Lorsque le travail commence, on envoie chez la sage-femme, et la patiente prend place sur une petite chaise placée dans un baquet peu élevé. Elle ne conçoivent pas que l'on puisse être assez
malpropre pour accoucher au lit. Une aide soutient le dos de la femme, qui est toujours délivrée dans la position assise ; le décubitus horizontal n'est toléré que dans des cas très graves.
Parfois la patiente se promène dans sa chambre pour activer les douleurs. On administre des médicaments pour hâter la délivrance, et il est peu de femmes qui ne prennent une « pilule expéditive »
au début du travail. On coupe le cordon ombilical à l'aide de ciseaux ou d'un tesson de porcelaine, et on l'entoure de farine de riz. L'expulsion du placenta est abandonnée aux forces de la
nature ; s'il tarde à venir, on chatouille la gorge de la patiente avec la barbe d'une plume, et les efforts de vomissement qui en résultent font chasser le délivre au dehors.

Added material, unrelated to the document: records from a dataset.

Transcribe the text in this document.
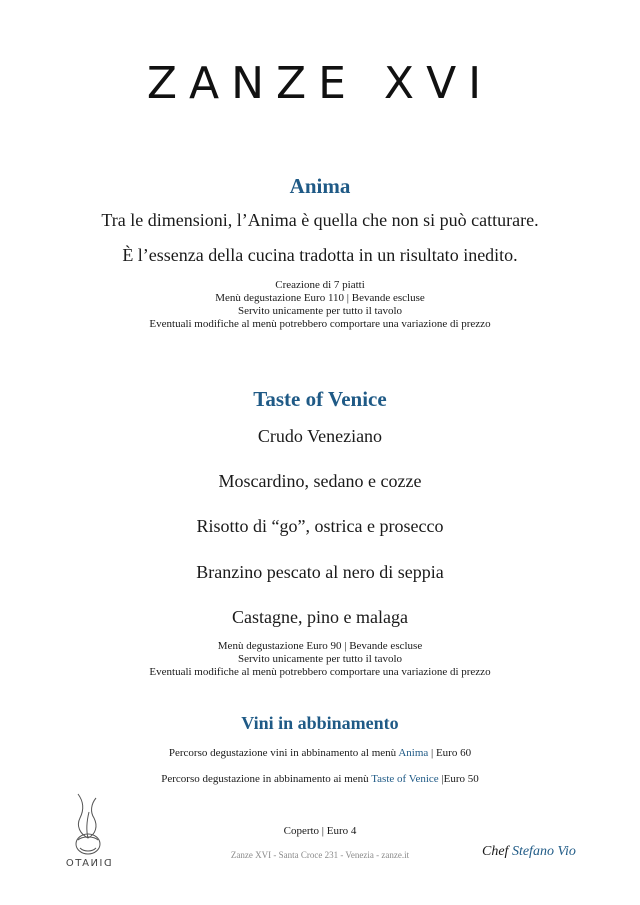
ZANZE XVI
Anima
Tra le dimensioni, l’Anima è quella che non si può catturare.
È l’essenza della cucina tradotta in un risultato inedito.
Creazione di 7 piatti
Menù degustazione Euro 110 | Bevande escluse
Servito unicamente per tutto il tavolo
Eventuali modifiche al menù potrebbero comportare una variazione di prezzo
Taste of Venice
Crudo Veneziano
Moscardino, sedano e cozze
Risotto di “go”, ostrica e prosecco
Branzino pescato al nero di seppia
Castagne, pino e malaga
Menù degustazione Euro 90 | Bevande escluse
Servito unicamente per tutto il tavolo
Eventuali modifiche al menù potrebbero comportare una variazione di prezzo
Vini in abbinamento
Percorso degustazione vini in abbinamento al menù Anima | Euro 60
Percorso degustazione in abbinamento ai menù Taste of Venice |Euro 50
Coperto | Euro 4
Zanze XVI - Santa Croce 231 - Venezia - zanze.it	Chef Stefano Vio
DINATO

Après la naissance de l'enfant, on accorde à la mère quelques instants de repos au lit, mais en général elle ne reste pas alitée, ou tout au plus le deuxième jour seulement. Le troisième jour,
elle est déclarée à même de reprendre ses occupations, et elle n'y manque guère. Dans les classes pauvres, les femmes ne prennent pas de repos du tout, et retournent à leurs travaux habituels dès
que le travail est terminé. Même dans les classes riches, elles ne restent pas au lit ; elles gardent leur chambre, et sont réputées impures pendant un mois ; pendant tout ce laps de temps, elles
ne reçoivent que les personnes qui les soignent et leurs parentes les plus proches. À la fin du mois, la mère se purifie, s'habille, et sort pour une grande fête, à l'occasion de laquelle
l'enfant reçoit un nom ; en même temps, si c'est un garçon, le père lui rase la tête pour la première fois.
Les femmes enceintes ne changent rien à leur régime jusqu'à leur accouchement, qu'elles attendent avec impatience, parce que c'est le moment de faire bonne chère ; des préparatifs importants sont
faits à cette occasion. Elles affectionnent beaucoup la racine de gingembre grillée dans l'huile et cuite ensuite au vinaigre. Peu de temps après la délivrance, la mère prend du riz, du gingembre
et des œufs durs, tous mets préparés avec soin à l'avance.
Après le deuxième jour, s'il n'y a pas de fièvre, on lui permet de manger du poulet, du porc, des poissons, des fruits, et tous les mets qui flattent son goût ; mais il faut que tous, pendant le
premier mois, soient cuits dans du vinaigre et des spiritueux.
Dès que l'enfant est né, on l'essuie avec un papier doux, et on l'enveloppe dans du vieux linge, mais on ne le lave que dans la matinée du troisième jour. On lui donne de la bouillie de riz dès
le moment de sa naissance, et il continue ensuite à prendre cet aliment deux fois par jour.
On n'emploie aucune espèce d'instruments pour faciliter le travail ; j'ignore jusqu'à quel point les sages-femmes ont recours à des opérations manuelles. Il est d'ailleurs fort heureux qu'elles
ne possèdent pas d'instruments, car elles n'ont aucune notion sur le mécanisme du travail et sur l'anatomie du bassin.
Nous venons d'esquisser, non pas une pratique réservée à une population peu nombreuse, mais une pratique qui est d'usage général dans l'état le plus populeux de toute la terre. Si nous la
comparons aux règles que nous avons l'habitude d'observer, nous sommes remplis d'étonnement de voir les femmes chinoises préservées des calamités qui s'attachent au moment critique de
l'accouchement. Il faut bien conclure que la nature dispose en leur faveur de ressources infinies et suffisantes pour triompher de toutes les difficultés.